Kligerman A D, Erexson G L, Wilmer J L
Basic Life Sci. 1984;29 Pt B:569-84. doi: 10.1007/978-1-4684-4892-4_6.
Peripheral blood lymphocytes (PBLs) offer many advantages for in vivo cytogenetic studies. They can be removed nonlethally from the animal allowing a subject to serve as its own control, permitting the analysis of cytogenetic damage over time. Furthermore, mature PBLs normally do not divide, and some populations are long-lived. Thus, they have the potential to accumulate DNA lesions during chronic exposures to genotoxicants. We have developed standard methodologies for the whole blood culture of rat and mouse PBLs to serve as models for determining the sensitivity of PBLs to cytogenetic damage. The cultures obtained with these protocols give reproducible results with high mitotic indices, stable baseline sister chromatid exchange (SCE) frequencies, and ample numbers of first-and second-division methaphases for scoring both chromosomal aberrations and SCEs. The methodologies have been especially useful for examining cytogenetic damage after inhalation exposures to toxicants such as ethylene oxide, formaldehyde, benzene, and nitrobenzene. Of these compounds, only benzene and ethylene oxide were found to induce significant dose-dependent increases in SCEs in PBLs. Also, dose-response curves have been obtained for several carcinogens administered by ip injection. These studies show that PBLs are sensitive indicators of the genotoxic effects of the carcinogens benzo (a)pyrene, 2-acetylaminofluorene, cyclophosphamide (CP), N-nitrosomorpholine, and ethylmethanesulfonate (EMS). In addition, because subpopulations of lymphocytes can be stimulated to divide using different mitogens, it has been possible to compare the sensitivity of murine B and T lymphocytes following in vitro and in vivo cyclophosphamide exposure. Once the sensitivity and selectivity of rodent lymphocyte cultures are determined, these assays should be valuable not only as a means for predicting which environmental agents could lead to increases in human cytogenetic damage, but also as a way to corroborate human cytogenetic studies.

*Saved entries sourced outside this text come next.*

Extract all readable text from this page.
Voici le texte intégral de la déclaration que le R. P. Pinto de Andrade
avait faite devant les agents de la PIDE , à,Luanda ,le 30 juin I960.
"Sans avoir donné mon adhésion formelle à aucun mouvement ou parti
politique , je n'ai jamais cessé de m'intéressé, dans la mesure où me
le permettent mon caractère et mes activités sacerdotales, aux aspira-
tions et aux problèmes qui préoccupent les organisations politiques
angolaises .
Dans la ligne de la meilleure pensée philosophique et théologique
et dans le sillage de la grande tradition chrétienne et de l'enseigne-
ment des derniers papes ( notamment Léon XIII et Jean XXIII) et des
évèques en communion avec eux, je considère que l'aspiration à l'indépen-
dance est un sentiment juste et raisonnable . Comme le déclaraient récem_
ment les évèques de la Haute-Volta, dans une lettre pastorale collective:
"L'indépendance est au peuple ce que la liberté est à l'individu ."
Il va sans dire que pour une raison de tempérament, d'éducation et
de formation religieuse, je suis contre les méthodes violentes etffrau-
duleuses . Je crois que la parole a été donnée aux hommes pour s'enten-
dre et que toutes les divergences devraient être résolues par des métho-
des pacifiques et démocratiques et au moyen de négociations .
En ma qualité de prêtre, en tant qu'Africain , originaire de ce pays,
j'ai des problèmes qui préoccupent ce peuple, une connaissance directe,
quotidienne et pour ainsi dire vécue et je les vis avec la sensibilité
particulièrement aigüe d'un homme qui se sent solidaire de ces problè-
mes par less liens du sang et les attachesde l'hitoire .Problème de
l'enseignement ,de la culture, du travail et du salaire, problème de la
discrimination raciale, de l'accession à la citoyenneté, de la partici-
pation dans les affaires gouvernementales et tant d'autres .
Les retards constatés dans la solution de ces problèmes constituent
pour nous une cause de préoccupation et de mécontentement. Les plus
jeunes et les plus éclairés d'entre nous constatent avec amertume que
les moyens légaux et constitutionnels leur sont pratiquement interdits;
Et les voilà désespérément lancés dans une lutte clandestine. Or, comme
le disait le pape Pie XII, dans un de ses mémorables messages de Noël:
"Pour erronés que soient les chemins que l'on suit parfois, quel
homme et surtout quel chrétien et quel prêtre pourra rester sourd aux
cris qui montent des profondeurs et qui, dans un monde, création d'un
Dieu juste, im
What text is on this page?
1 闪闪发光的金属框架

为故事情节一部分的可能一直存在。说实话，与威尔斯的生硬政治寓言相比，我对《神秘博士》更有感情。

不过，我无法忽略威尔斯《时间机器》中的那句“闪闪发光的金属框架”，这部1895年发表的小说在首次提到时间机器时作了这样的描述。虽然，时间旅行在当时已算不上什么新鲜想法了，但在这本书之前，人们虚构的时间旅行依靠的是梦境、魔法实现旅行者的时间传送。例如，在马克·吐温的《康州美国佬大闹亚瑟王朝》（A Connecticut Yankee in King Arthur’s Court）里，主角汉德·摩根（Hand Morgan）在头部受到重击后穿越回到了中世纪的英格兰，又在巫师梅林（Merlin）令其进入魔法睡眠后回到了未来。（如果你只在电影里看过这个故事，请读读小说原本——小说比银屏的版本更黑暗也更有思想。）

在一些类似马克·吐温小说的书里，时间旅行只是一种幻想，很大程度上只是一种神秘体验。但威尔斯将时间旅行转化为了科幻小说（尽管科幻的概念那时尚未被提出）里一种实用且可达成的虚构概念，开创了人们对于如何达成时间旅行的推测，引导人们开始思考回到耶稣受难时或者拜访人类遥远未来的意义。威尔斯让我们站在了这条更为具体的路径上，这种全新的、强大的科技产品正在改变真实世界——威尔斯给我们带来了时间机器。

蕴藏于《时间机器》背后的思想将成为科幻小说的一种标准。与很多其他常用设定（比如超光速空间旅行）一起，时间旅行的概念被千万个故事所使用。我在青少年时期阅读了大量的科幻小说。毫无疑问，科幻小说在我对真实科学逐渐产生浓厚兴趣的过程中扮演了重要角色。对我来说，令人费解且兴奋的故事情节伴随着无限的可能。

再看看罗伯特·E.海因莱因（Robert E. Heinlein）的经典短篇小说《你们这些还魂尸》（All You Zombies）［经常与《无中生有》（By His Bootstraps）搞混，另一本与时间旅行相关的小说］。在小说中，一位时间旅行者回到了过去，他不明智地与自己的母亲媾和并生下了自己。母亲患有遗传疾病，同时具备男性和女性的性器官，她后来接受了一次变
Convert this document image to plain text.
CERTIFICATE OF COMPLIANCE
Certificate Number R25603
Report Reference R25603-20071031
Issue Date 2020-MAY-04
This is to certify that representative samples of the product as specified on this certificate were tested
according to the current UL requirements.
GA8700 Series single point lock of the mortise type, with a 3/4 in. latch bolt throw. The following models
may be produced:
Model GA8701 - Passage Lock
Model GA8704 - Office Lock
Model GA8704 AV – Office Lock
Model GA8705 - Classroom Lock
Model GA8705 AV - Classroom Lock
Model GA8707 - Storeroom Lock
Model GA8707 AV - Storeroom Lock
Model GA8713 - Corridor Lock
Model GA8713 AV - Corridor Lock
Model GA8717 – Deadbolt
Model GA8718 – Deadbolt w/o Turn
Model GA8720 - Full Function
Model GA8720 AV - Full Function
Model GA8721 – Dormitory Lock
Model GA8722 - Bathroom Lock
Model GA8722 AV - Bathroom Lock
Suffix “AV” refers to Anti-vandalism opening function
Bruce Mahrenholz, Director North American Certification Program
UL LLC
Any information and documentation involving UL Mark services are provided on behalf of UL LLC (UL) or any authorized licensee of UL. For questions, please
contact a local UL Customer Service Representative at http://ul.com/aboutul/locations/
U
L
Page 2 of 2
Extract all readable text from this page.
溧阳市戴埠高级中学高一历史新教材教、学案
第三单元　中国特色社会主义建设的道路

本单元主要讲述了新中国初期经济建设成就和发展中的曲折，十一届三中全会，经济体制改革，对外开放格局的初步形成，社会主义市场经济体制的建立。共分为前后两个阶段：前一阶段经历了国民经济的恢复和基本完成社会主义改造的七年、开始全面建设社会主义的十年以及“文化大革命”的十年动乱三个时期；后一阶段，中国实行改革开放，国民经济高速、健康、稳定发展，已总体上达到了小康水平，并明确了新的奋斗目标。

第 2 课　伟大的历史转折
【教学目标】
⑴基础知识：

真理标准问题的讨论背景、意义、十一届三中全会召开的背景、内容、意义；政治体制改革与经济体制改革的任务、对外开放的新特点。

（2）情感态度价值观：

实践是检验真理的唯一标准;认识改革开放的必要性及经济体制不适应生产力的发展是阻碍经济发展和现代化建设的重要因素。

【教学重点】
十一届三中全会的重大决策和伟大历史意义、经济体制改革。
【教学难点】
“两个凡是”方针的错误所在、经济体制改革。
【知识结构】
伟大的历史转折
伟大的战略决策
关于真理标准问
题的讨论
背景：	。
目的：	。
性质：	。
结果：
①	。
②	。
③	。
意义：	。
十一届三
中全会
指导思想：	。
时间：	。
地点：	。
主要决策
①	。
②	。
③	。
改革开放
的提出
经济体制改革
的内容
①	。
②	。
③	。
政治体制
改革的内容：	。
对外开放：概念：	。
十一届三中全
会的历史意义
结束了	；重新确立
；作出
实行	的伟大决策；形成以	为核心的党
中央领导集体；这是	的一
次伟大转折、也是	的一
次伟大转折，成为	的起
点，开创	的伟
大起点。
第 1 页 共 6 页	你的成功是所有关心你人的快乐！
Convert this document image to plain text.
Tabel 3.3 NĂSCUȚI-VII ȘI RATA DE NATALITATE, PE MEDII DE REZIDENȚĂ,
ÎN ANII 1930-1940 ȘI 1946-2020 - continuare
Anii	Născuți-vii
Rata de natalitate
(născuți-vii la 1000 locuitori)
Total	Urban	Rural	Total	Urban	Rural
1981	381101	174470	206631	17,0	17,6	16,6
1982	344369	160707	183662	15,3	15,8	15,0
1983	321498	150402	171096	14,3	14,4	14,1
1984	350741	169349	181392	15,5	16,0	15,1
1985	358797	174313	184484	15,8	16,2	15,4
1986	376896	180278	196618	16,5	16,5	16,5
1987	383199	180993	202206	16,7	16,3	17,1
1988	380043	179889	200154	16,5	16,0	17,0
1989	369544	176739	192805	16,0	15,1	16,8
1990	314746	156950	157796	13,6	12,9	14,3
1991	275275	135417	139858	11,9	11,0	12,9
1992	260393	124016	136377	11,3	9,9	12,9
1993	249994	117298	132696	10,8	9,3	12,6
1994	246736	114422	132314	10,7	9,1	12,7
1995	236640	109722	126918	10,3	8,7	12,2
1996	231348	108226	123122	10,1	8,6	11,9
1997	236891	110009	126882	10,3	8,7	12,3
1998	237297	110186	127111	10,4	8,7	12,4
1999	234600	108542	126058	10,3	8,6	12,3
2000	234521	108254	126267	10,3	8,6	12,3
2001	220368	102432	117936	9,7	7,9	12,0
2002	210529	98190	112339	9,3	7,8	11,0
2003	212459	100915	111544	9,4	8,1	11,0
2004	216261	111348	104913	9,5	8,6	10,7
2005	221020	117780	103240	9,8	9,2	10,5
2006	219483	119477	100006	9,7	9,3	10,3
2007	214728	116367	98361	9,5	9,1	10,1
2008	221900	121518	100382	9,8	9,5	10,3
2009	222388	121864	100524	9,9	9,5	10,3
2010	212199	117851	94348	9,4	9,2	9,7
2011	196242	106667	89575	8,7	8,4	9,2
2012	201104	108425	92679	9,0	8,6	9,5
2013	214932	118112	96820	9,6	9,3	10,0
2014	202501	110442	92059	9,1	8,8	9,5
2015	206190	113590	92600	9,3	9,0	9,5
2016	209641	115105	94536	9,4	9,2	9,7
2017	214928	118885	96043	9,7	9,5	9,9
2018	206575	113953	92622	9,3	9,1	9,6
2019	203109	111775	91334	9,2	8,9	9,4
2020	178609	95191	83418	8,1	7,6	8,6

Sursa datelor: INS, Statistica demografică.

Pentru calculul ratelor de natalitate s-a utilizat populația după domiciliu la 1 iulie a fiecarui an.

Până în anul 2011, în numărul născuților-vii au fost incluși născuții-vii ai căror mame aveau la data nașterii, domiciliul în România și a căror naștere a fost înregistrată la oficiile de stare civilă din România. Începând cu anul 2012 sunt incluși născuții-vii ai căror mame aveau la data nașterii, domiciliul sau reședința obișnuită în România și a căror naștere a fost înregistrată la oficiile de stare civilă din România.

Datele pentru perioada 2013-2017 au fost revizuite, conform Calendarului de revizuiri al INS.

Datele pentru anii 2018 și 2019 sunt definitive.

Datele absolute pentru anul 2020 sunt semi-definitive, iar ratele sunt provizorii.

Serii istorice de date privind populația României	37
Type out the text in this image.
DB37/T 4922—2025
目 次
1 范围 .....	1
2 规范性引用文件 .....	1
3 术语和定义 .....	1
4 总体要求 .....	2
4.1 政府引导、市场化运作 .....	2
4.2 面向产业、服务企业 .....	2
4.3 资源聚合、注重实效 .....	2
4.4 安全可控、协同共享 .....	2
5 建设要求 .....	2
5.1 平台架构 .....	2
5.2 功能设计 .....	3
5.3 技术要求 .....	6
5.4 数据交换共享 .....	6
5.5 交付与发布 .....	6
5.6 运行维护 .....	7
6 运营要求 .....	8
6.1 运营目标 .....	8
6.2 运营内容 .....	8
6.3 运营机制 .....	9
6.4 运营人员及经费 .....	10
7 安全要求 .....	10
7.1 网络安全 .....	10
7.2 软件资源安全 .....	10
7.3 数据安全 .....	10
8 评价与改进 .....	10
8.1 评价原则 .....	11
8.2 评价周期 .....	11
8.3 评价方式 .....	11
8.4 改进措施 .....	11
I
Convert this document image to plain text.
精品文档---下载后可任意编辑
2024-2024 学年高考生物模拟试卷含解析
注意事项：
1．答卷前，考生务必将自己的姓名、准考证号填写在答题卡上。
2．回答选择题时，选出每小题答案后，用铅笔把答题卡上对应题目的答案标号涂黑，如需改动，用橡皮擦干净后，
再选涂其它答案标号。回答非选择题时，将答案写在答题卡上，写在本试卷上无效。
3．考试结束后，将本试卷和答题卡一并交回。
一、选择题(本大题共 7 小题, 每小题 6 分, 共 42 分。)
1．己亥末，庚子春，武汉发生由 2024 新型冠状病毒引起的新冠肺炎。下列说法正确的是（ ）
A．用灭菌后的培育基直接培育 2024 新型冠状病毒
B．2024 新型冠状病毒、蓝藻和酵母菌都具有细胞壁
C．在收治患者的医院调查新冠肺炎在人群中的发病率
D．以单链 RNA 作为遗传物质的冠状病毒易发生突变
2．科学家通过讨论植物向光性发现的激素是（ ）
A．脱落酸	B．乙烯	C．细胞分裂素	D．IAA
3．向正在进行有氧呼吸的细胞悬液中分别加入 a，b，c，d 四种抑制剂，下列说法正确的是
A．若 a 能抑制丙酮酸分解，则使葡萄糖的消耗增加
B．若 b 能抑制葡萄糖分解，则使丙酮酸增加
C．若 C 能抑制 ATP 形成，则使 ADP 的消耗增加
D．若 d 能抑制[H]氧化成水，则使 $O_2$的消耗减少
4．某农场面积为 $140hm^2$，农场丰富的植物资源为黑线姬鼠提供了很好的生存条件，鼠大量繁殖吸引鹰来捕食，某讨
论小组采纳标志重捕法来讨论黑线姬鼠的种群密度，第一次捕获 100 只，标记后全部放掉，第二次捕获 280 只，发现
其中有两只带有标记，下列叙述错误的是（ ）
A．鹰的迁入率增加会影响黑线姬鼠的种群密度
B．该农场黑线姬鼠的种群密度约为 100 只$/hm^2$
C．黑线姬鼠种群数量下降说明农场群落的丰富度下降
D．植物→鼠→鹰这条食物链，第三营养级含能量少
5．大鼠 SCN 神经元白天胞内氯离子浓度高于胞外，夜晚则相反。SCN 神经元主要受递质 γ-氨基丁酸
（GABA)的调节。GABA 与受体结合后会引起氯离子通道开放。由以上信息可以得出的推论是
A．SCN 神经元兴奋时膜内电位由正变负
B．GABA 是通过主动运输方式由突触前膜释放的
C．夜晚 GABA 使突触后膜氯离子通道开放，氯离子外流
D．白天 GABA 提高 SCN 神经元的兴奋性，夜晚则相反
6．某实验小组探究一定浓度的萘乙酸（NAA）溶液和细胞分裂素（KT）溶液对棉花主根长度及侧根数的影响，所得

外周血淋巴细胞(PBLs)为体内细胞遗传学研究提供了许多优势。可以在不致死的情况下从动物体内采集,使实验对象能够作为自身对照,从而可以分析随时间推移的细胞遗传学损伤。此外,成熟的PBLs通常不分裂,且某些群体寿命较长。因此,它们在长期暴露于遗传毒性物质期间有积累DNA损伤的潜力。我们已开发出大鼠和小鼠PBLs全血培养的标准方法,作为确定PBLs对细胞遗传学损伤敏感性的模型。使用这些方案获得的培养物可产生可重复的结果,具有高有丝分裂指数、稳定的基线姐妹染色单体交换(SCE)频率,以及足够数量的第一次和第二次分裂中期相,可用于对染色体畸变和SCE进行评分。这些方法对于检查吸入环氧乙烷、甲醛、苯和硝基苯等毒物后的细胞遗传学损伤特别有用。在这些化合物中,仅发现苯和环氧乙烷能诱导PBLs中SCEs显著的剂量依赖性增加。此外,还获得了几种经腹腔注射给药的致癌物的剂量反应曲线。这些研究表明,PBLs是致癌物苯并(a)芘、2-乙酰氨基芴、环磷酰胺(CP)、N-亚硝基吗啉和甲磺酸乙酯(EMS)遗传毒性作用的敏感指标。此外,由于可以使用不同的有丝分裂原刺激淋巴细胞亚群进行分裂,因此有可能比较体外和体内环磷酰胺暴露后小鼠B淋巴细胞和T淋巴细胞的敏感性。一旦确定了啮齿动物淋巴细胞培养的敏感性和选择性,这些检测不仅作为预测哪些环境因素可能导致人类细胞遗传学损伤增加的手段有价值,而且作为证实人类细胞遗传学研究的一种方法也有价值。